MAE, MAPE, and RMSE provide different perspectives on forecasting accuracy and prediction error quality.
System Analysis
Use Case Diagram
The use case diagram models interactions between administrators, staff members, and forecasting modules during inventory analysis workflows.
Forecasting Workflow
Users can manage inventory data, input historical stock usage, compare forecasting methods, and evaluate prediction accuracy through centralized dashboard operations.
Database Design
Entity Relationship Diagram
The relational schema is designed to manage inventory items, historical stock usage, user authentication, and forecasting results.
Database Considerations
- • Historical stock data is separated into dedicated relational records.
- • Forecast results are stored independently to support method comparison analysis.

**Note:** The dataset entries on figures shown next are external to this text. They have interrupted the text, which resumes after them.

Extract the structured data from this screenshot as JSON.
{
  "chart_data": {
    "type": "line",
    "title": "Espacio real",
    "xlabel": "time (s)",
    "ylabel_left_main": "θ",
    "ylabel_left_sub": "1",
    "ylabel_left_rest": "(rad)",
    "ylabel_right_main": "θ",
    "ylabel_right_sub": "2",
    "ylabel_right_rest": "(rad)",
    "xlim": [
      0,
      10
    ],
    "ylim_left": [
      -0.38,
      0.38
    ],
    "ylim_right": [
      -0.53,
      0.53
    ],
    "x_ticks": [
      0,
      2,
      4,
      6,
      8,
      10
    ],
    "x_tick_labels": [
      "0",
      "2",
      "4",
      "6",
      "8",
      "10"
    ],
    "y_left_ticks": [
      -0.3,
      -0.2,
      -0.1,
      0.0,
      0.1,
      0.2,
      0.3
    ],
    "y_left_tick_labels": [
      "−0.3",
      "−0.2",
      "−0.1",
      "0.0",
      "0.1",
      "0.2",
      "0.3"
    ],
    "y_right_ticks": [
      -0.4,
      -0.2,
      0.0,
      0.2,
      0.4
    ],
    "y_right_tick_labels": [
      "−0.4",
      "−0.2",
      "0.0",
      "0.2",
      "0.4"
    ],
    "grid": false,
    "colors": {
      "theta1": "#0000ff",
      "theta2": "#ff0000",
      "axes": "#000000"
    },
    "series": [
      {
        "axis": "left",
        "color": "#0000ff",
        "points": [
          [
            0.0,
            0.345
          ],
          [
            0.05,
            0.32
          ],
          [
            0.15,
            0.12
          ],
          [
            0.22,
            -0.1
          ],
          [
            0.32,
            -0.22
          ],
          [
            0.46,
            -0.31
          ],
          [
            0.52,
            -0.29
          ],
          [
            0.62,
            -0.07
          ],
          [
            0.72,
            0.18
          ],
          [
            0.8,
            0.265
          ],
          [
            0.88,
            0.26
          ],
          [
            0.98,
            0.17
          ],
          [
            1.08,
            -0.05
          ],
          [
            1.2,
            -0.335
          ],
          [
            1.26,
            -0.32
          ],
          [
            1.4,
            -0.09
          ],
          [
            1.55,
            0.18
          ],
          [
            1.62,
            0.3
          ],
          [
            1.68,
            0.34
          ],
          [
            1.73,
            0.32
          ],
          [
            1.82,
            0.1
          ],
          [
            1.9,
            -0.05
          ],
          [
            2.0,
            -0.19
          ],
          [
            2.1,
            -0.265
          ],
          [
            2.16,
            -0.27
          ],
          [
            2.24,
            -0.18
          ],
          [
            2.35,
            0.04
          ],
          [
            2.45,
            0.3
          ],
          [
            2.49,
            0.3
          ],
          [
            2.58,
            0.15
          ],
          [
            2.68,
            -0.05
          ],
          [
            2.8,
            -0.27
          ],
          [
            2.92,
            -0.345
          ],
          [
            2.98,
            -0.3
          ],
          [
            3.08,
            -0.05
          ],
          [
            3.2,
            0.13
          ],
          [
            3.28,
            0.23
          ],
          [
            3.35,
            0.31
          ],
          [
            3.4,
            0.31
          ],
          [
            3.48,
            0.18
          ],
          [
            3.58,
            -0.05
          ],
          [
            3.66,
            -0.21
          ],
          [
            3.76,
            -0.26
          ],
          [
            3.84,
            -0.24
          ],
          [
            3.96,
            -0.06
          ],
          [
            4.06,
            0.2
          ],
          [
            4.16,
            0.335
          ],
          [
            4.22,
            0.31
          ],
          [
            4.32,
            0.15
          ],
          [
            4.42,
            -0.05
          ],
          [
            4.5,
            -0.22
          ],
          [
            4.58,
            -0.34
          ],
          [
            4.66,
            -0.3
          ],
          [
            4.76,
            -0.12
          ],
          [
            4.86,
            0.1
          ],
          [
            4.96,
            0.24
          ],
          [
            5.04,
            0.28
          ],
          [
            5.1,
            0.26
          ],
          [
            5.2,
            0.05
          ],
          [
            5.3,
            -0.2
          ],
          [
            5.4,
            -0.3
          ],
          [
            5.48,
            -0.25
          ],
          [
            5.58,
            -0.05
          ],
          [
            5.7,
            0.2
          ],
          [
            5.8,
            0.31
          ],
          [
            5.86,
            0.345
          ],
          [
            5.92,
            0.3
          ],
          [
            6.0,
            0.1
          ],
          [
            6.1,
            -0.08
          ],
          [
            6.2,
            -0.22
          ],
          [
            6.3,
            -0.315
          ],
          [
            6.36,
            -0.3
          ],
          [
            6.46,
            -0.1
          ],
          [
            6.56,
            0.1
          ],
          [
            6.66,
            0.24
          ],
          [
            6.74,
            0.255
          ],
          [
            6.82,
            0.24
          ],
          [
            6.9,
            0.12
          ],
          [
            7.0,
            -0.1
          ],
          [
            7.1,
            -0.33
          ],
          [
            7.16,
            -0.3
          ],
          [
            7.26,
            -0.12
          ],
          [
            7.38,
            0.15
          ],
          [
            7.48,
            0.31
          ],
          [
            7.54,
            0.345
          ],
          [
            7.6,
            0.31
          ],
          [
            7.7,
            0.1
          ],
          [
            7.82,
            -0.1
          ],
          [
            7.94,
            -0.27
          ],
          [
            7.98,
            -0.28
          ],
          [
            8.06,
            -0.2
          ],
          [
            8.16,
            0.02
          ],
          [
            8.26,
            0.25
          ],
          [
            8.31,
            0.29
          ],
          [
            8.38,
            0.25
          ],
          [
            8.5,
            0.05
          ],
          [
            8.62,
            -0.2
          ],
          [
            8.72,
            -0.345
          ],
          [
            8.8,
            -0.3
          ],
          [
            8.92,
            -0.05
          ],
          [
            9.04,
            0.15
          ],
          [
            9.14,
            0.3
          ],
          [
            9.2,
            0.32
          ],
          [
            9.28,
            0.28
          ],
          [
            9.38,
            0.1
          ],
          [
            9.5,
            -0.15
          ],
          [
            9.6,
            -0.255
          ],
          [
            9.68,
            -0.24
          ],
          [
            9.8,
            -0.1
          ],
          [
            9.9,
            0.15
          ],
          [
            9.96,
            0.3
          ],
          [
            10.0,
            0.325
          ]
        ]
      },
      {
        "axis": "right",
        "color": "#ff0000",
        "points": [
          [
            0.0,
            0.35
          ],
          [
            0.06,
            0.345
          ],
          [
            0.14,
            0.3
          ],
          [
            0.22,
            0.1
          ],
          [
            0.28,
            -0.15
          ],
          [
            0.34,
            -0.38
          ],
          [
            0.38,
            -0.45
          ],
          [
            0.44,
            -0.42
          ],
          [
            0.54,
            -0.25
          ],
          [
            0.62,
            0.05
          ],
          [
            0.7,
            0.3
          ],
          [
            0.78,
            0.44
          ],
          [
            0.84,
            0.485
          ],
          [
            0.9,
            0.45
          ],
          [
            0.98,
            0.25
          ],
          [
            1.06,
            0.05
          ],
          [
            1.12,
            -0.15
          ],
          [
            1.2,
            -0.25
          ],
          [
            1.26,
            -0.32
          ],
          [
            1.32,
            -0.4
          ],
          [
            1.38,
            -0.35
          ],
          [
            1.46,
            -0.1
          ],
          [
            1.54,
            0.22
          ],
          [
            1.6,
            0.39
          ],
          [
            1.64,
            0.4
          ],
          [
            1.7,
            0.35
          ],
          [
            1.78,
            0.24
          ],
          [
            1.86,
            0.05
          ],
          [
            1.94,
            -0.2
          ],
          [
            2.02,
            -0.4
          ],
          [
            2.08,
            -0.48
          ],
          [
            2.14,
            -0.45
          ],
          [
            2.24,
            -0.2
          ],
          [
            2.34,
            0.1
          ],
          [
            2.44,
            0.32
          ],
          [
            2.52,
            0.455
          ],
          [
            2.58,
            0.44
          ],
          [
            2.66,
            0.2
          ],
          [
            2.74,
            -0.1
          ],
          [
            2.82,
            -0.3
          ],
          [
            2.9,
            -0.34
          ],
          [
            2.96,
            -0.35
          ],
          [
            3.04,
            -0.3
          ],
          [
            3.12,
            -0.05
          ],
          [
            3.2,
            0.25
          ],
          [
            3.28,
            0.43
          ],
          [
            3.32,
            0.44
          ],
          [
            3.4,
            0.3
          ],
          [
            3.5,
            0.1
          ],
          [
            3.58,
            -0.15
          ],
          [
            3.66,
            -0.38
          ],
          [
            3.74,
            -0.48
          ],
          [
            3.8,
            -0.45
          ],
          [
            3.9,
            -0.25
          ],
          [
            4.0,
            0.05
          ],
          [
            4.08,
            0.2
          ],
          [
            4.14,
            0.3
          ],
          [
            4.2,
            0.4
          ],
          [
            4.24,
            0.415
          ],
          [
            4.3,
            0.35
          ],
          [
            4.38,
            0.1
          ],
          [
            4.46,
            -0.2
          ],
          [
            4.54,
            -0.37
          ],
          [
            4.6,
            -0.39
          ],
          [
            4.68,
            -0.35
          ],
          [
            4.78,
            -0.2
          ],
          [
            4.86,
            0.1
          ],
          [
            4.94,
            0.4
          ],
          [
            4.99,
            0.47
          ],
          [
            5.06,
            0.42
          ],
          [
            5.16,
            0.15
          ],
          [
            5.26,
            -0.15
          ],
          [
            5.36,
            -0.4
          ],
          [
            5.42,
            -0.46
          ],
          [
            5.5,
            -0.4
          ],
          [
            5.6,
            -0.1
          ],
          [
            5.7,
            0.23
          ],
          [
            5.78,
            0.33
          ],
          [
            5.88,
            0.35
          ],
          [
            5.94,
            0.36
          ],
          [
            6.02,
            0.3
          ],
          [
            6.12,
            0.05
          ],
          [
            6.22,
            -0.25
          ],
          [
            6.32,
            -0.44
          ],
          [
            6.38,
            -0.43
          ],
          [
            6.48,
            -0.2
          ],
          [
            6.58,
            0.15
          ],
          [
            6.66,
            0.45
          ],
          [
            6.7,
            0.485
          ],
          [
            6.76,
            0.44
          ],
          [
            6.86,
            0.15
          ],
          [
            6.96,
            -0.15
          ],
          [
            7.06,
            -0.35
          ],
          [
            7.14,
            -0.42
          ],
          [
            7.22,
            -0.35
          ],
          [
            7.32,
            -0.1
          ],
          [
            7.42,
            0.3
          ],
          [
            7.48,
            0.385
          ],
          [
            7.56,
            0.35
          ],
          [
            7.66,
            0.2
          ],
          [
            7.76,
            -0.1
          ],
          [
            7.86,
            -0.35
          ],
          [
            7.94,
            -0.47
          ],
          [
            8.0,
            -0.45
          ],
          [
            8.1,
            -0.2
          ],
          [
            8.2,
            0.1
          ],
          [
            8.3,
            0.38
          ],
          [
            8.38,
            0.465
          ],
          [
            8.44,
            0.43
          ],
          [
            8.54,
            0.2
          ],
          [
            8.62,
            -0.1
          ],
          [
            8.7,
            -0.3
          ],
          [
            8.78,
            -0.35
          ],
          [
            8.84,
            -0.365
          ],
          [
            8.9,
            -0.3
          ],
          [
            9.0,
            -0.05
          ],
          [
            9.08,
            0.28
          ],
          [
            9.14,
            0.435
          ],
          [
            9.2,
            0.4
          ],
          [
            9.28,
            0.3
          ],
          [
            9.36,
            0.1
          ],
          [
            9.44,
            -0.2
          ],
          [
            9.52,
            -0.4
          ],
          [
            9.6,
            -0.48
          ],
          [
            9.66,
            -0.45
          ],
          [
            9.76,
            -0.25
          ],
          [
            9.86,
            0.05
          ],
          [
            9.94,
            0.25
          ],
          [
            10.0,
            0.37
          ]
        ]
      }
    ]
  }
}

- • Foreign key constraints maintain relational consistency between items and forecast records.
Forecast Persistence
Forecast outputs and accuracy metrics are persisted for historical evaluation, reporting generation, and future comparison.
Forecast Engine
Prediction Processing
Forecast calculations are executed using multiple time-series methods to evaluate prediction performance and trend behavior.
SES Forecast
Uses weighted averages from previous periods to smooth forecasting fluctuations.
Holt Forecast
Captures linear trend movement to improve medium-term predictions.
Holt-Winters
Supports seasonal forecasting behavior using trend and seasonality components.
Technical Flow
System Workflow Diagrams
The following diagrams illustrate authentication, forecasting execution flow, and inventory prediction processing.
Forecast API Sequence
This sequence diagram demonstrates how forecasting requests are processed through API routes and forecasting engines.
Metrics Evaluation Flow
Forecast outputs are evaluated using MAE, MAPE, and RMSE calculations before results are returned to users.
Forecasting Workflow
This activity diagram illustrates the forecasting process from authentication and data input to prediction generation.
Forecast Processing Pipeline
Users authenticate into the dashboard, select forecasting methods, calculate prediction metrics, and store forecast results into the database.
Project Metrics
Technical Overview
3
Forecast Methods
MAE
Error Metric
MAPE
Error Metric
RMSE
Error Metric
Future Improvements
Scalability & Optimization
Advanced Forecast Models
Additional forecasting algorithms such as ARIMA or Prophet can improve prediction flexibility for complex datasets.
Interactive Visualization
Dynamic forecasting charts and real-time analytics dashboards can improve forecasting interpretation.
Automated Parameter Tuning
Forecast accuracy can be improved through automatic alpha, beta, and gamma optimization strategies.
Forecast History Tracking
Historical forecast comparison features can improve analytical validation and reporting workflows.